Introducing a new form of cancellation policy – discretion
The 24/48-hour cancellation policy for private dental appointments has about as much relevance to the modern world as does taking our shoes off at airport security (as mentioned by Seth Godin in a recent blog post).
Security theatre is a rule requiring you to take off your shoes when you get to the airport. It doesn’t actually catch anyone, it simply makes people feel more secure, and it allows those in charge to feel like they’re doing something.

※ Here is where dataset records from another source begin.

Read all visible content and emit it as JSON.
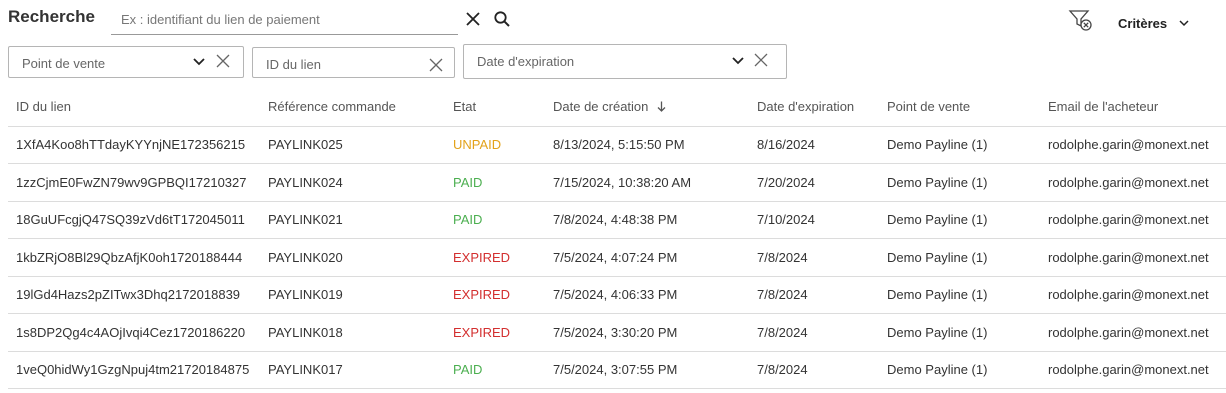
{
  "search": {
    "title": "Recherche",
    "placeholder": "Ex : identifiant du lien de paiement",
    "criteria_label": "Critères"
  },
  "filters": {
    "point_of_sale": "Point de vente",
    "link_id": "ID du lien",
    "expiration_date": "Date d'expiration"
  },
  "icons": {
    "clear": "close-icon",
    "search": "search-icon",
    "filter_clear": "filter-clear-icon",
    "dropdown": "chevron-down-icon",
    "sort": "arrow-down-icon"
  },
  "colors": {
    "unpaid": "#e3a21a",
    "paid": "#4caf50",
    "expired": "#d32f2f"
  },
  "table": {
    "headers": [
      "ID du lien",
      "Référence commande",
      "Etat",
      "Date de création",
      "Date d'expiration",
      "Point de vente",
      "Email de l'acheteur"
    ],
    "sorted_column": "Date de création",
    "sort_direction": "descending",
    "rows": [
      [
        "1XfA4Koo8hTTdayKYYnjNE172356215",
        "PAYLINK025",
        "UNPAID",
        "8/13/2024, 5:15:50 PM",
        "8/16/2024",
        "Demo Payline (1)",
        "rodolphe.garin@monext.net"
      ],
      [
        "1zzCjmE0FwZN79wv9GPBQI17210327",
        "PAYLINK024",
        "PAID",
        "7/15/2024, 10:38:20 AM",
        "7/20/2024",
        "Demo Payline (1)",
        "rodolphe.garin@monext.net"
      ],
      [
        "18GuUFcgjQ47SQ39zVd6tT172045011",
        "PAYLINK021",
        "PAID",
        "7/8/2024, 4:48:38 PM",
        "7/10/2024",
        "Demo Payline (1)",
        "rodolphe.garin@monext.net"
      ],
      [
        "1kbZRjO8Bl29QbzAfjK0oh1720188444",
        "PAYLINK020",
        "EXPIRED",
        "7/5/2024, 4:07:24 PM",
        "7/8/2024",
        "Demo Payline (1)",
        "rodolphe.garin@monext.net"
      ],
      [
        "19lGd4Hazs2pZITwx3Dhq2172018839",
        "PAYLINK019",
        "EXPIRED",
        "7/5/2024, 4:06:33 PM",
        "7/8/2024",
        "Demo Payline (1)",
        "rodolphe.garin@monext.net"
      ],
      [
        "1s8DP2Qg4c4AOjIvqi4Cez1720186220",
        "PAYLINK018",
        "EXPIRED",
        "7/5/2024, 3:30:20 PM",
        "7/8/2024",
        "Demo Payline (1)",
        "rodolphe.garin@monext.net"
      ],
      [
        "1veQ0hidWy1GzgNpuj4tm21720184875",
        "PAYLINK017",
        "PAID",
        "7/5/2024, 3:07:55 PM",
        "7/8/2024",
        "Demo Payline (1)",
        "rodolphe.garin@monext.net"
      ]
    ]
  }
}
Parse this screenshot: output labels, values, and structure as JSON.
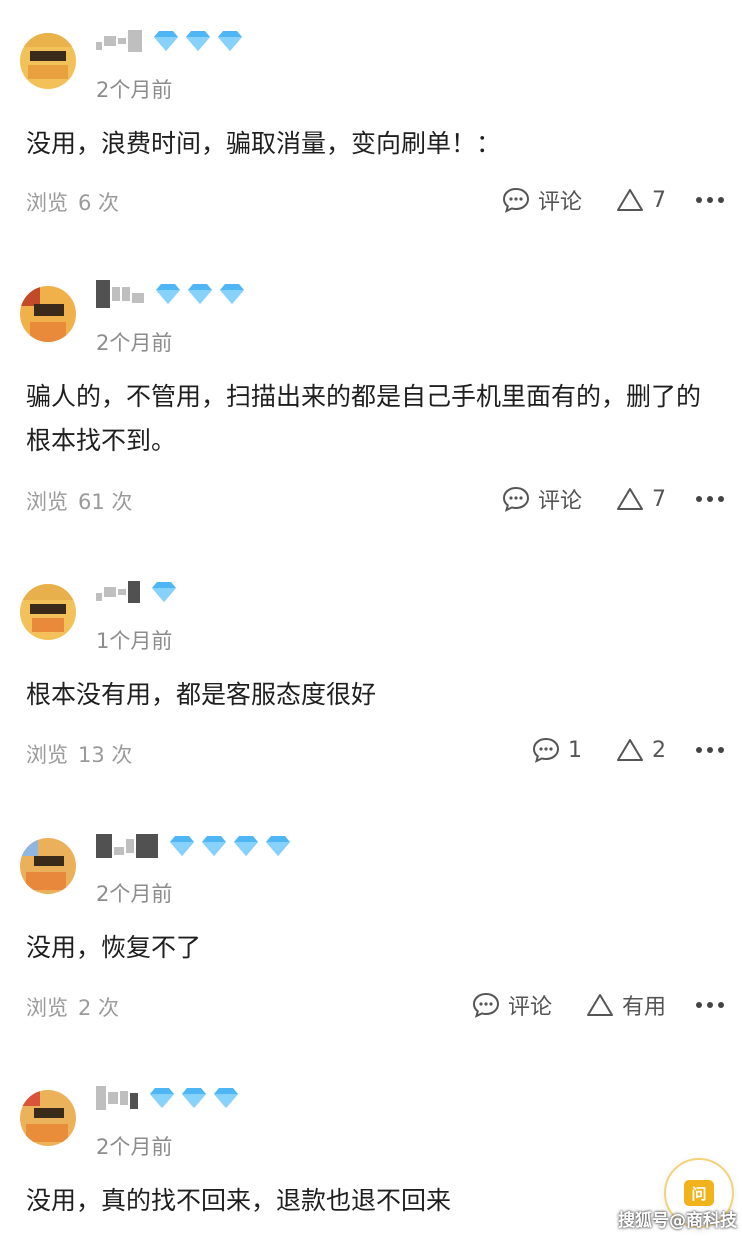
{
  "colors": {
    "gem": "#4fb6f5",
    "avatar": "#f2c15a",
    "float_accent": "#f1b21c"
  },
  "comments": [
    {
      "time": "2个月前",
      "text": "没用，浪费时间，骗取消量，变向刷单！：",
      "views_label": "浏览",
      "views": "6 次",
      "reply_label": "评论",
      "like_label": "7",
      "gems": 3
    },
    {
      "time": "2个月前",
      "text": "骗人的，不管用，扫描出来的都是自己手机里面有的，删了的根本找不到。",
      "views_label": "浏览",
      "views": "61 次",
      "reply_label": "评论",
      "like_label": "7",
      "gems": 3
    },
    {
      "time": "1个月前",
      "text": "根本没有用，都是客服态度很好",
      "views_label": "浏览",
      "views": "13 次",
      "reply_label": "1",
      "like_label": "2",
      "gems": 1
    },
    {
      "time": "2个月前",
      "text": "没用，恢复不了",
      "views_label": "浏览",
      "views": "2 次",
      "reply_label": "评论",
      "like_label": "有用",
      "gems": 4
    },
    {
      "time": "2个月前",
      "text": "没用，真的找不回来，退款也退不回来",
      "gems": 3
    }
  ],
  "float_button": {
    "label": "问"
  },
  "watermark": "搜狐号@商科技"
}
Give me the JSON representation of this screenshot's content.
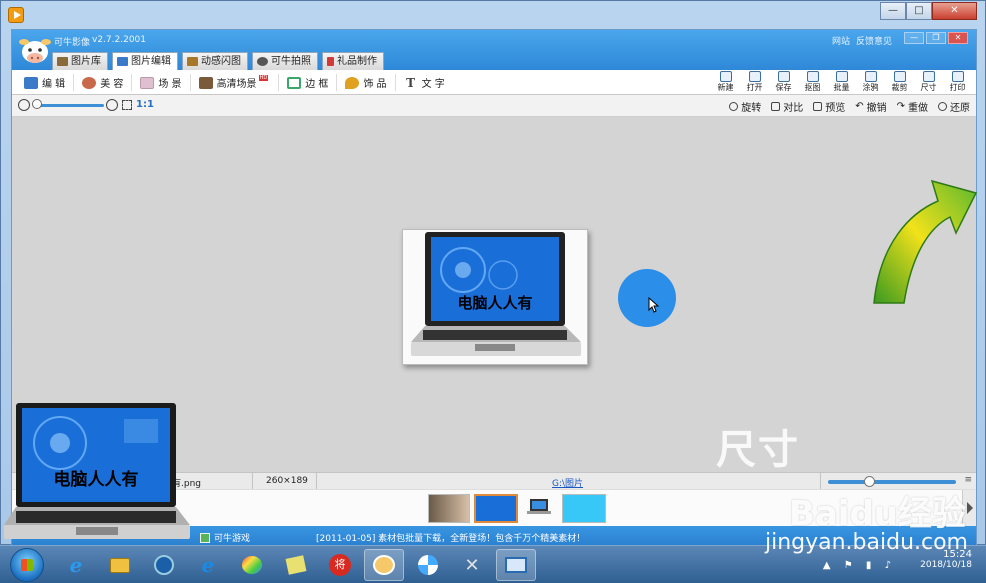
{
  "app": {
    "name": "可牛影像",
    "version": "v2.7.2.2001",
    "top_links": [
      "网站",
      "反馈意见"
    ]
  },
  "main_tabs": [
    {
      "label": "图片库",
      "icon": "gallery-icon",
      "color": "#8a6a3a"
    },
    {
      "label": "图片编辑",
      "icon": "image-edit-icon",
      "color": "#3a7ac8"
    },
    {
      "label": "动感闪图",
      "icon": "film-icon",
      "color": "#a8782a"
    },
    {
      "label": "可牛拍照",
      "icon": "camera-icon",
      "color": "#555555"
    },
    {
      "label": "礼品制作",
      "icon": "gift-icon",
      "color": "#d23a3a"
    }
  ],
  "edit_tools": [
    {
      "label": "编 辑",
      "icon": "edit-icon",
      "color": "#3a7ac8"
    },
    {
      "label": "美 容",
      "icon": "face-icon",
      "color": "#c86a4a"
    },
    {
      "label": "场 景",
      "icon": "scene-icon",
      "color": "#e0c0d0"
    },
    {
      "label": "高清场景",
      "icon": "hd-scene-icon",
      "color": "#7a5a3a",
      "badge": "HD"
    },
    {
      "label": "边 框",
      "icon": "frame-icon",
      "color": "#3aa86a"
    },
    {
      "label": "饰 品",
      "icon": "clover-icon",
      "color": "#e0a020"
    },
    {
      "label": "文 字",
      "icon": "text-icon",
      "color": "#444444"
    }
  ],
  "action_tools": [
    {
      "label": "新建",
      "icon": "new-file-icon"
    },
    {
      "label": "打开",
      "icon": "open-folder-icon"
    },
    {
      "label": "保存",
      "icon": "save-icon"
    },
    {
      "label": "抠图",
      "icon": "cutout-icon"
    },
    {
      "label": "批量",
      "icon": "batch-icon"
    },
    {
      "label": "涂鸦",
      "icon": "doodle-icon"
    },
    {
      "label": "裁剪",
      "icon": "crop-icon"
    },
    {
      "label": "尺寸",
      "icon": "resize-icon"
    },
    {
      "label": "打印",
      "icon": "print-icon"
    }
  ],
  "zoom": {
    "level": "1:1",
    "slider_fraction": 0.0
  },
  "view_tools": [
    {
      "label": "旋转",
      "icon": "rotate-icon"
    },
    {
      "label": "对比",
      "icon": "compare-icon"
    },
    {
      "label": "预览",
      "icon": "preview-icon"
    },
    {
      "label": "撤销",
      "icon": "undo-icon"
    },
    {
      "label": "重做",
      "icon": "redo-icon"
    },
    {
      "label": "还原",
      "icon": "restore-icon"
    }
  ],
  "photo": {
    "caption": "电脑人人有"
  },
  "overlay_text": {
    "size_label": "尺寸"
  },
  "status": {
    "file_name": "有.png",
    "dimensions": "260×189",
    "folder": "G:\\图片"
  },
  "bottom_bar": {
    "game_link": "可牛游戏",
    "news": "[2011-01-05] 素材包批量下载，全新登场！包含千万个精美素材！"
  },
  "taskbar": {
    "time": "15:24",
    "date": "2018/10/18"
  },
  "watermark": {
    "brand": "Baidu经验",
    "url": "jingyan.baidu.com"
  },
  "colors": {
    "accent": "#2e88d8",
    "pointer": "#2b8ee8",
    "arrow_green": "#5cb82e",
    "arrow_yellow": "#f4e01a"
  }
}
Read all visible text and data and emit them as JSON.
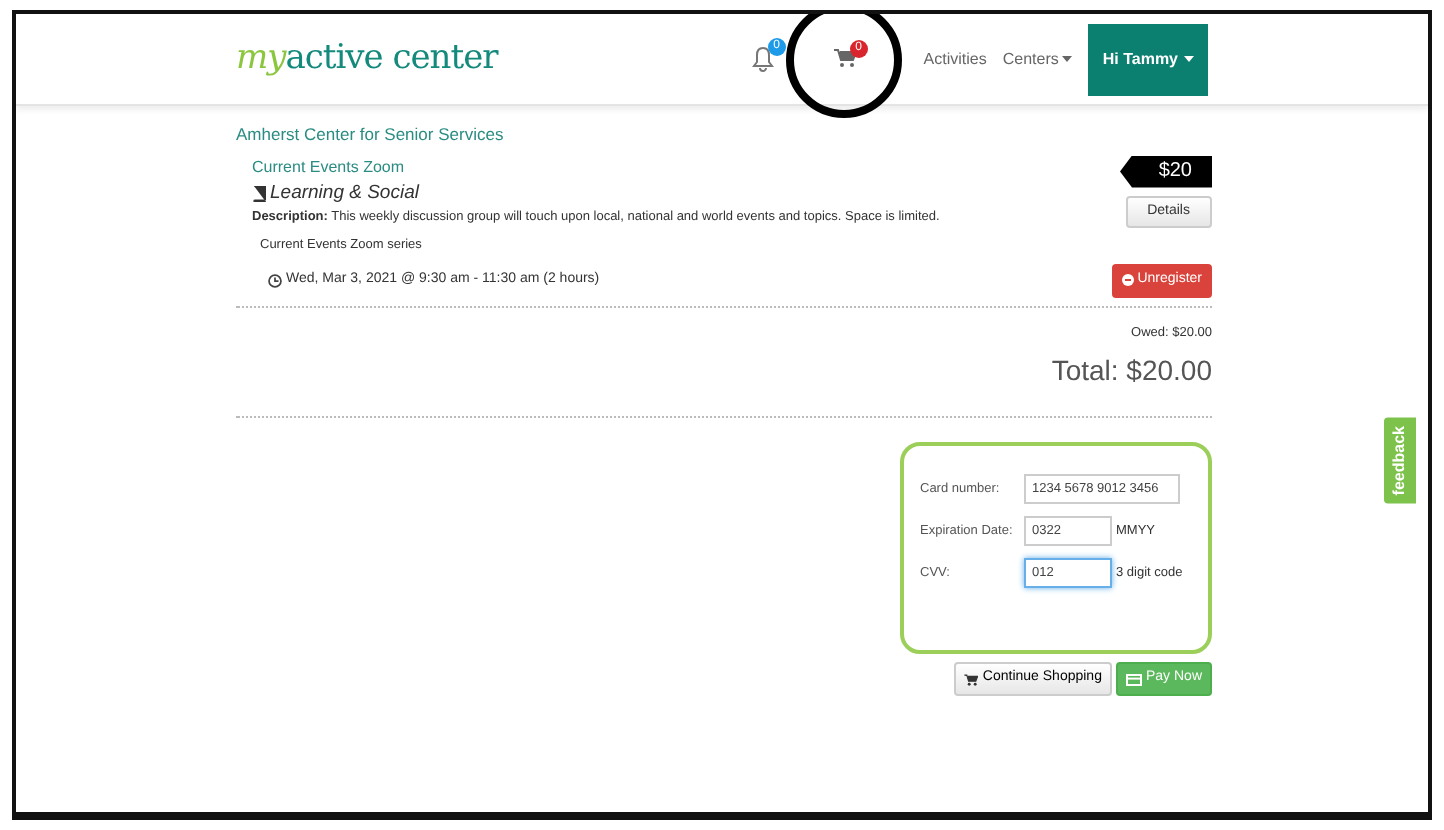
{
  "header": {
    "logo": {
      "prefix": "my",
      "name": "active center"
    },
    "notifications": {
      "count": "0"
    },
    "cart": {
      "count": "0"
    },
    "nav": [
      {
        "label": "Activities",
        "kind": "link"
      },
      {
        "label": "Centers",
        "kind": "menu"
      },
      {
        "label": "Hi Tammy",
        "kind": "account"
      }
    ]
  },
  "center_name": "Amherst Center for Senior Services",
  "activity": {
    "title": "Current Events Zoom",
    "category": "Learning & Social",
    "description": "**Description:** This weekly discussion group will touch upon local, national and world events and topics. Space is limited.",
    "price": "$20",
    "details_button": "Details",
    "series": "Current Events Zoom series",
    "session": "Wed, Mar 3, 2021 @ 9:30 am - 11:30 am (2 hours)",
    "unregister_button": "Unregister"
  },
  "owed": "Owed: $20.00",
  "total": "Total: $20.00",
  "payment": {
    "fields": [
      {
        "label": "Card number:",
        "value": "1234 5678 9012 3456",
        "focused": false
      },
      {
        "label": "Expiration Date:",
        "value": "0322",
        "hint": "MMYY",
        "focused": false
      },
      {
        "label": "CVV:",
        "value": "012",
        "hint": "3 digit code",
        "focused": true
      }
    ]
  },
  "buttons": [
    {
      "label": "Continue Shopping",
      "kind": "secondary"
    },
    {
      "label": "Pay Now",
      "kind": "primary"
    }
  ],
  "feedback": "feedback"
}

Mostly, it’s a demonstration of power and authority, not a practical measure.
I’m often asked to consider an update that fits the circumstances of the connected world.
Demonstrations of power and authority from the front desk team can often be misinterpreted as poor customer service.
It seems to me that the best solution is to allow your patients and your team to use their discretion.
I’m proposing that you inform patients that all lost appointments will be charged at a nominal hourly rate – and that message is written, loud and clear, across your digital channels and print media.
Equally, I propose that, as we live in an uncertain world, you are flexible enough to accommodate those patients who have suffered a genuine emergency and cannot attend on time, or at all.
Traffic jams, late trains, kids who are ill, office meetings that run over time – the opportunity for disruption is high.
Clearly, there would have to be a “three strikes and out” rule – if a patient keeps on claiming “genuine emergency”, you can suggest that their level of accidental disruption cannot be tolerated.
What attracts me, however, is placing the responsibility for making decisions in the hands of the patient.
It is the opposite of “computer says no” and avoids the type of misunderstanding that can lead (nowadays) to a 1-star review.
In essence, it’s a verbal honesty box.
The Discretionary Cancellation Policy
“Normally we reserve the right to charge for time lost but we appreciate that we live in an uncertain world and use our discretion in waving the fee for genuine emergencies – would you like me to waive the fee for you?”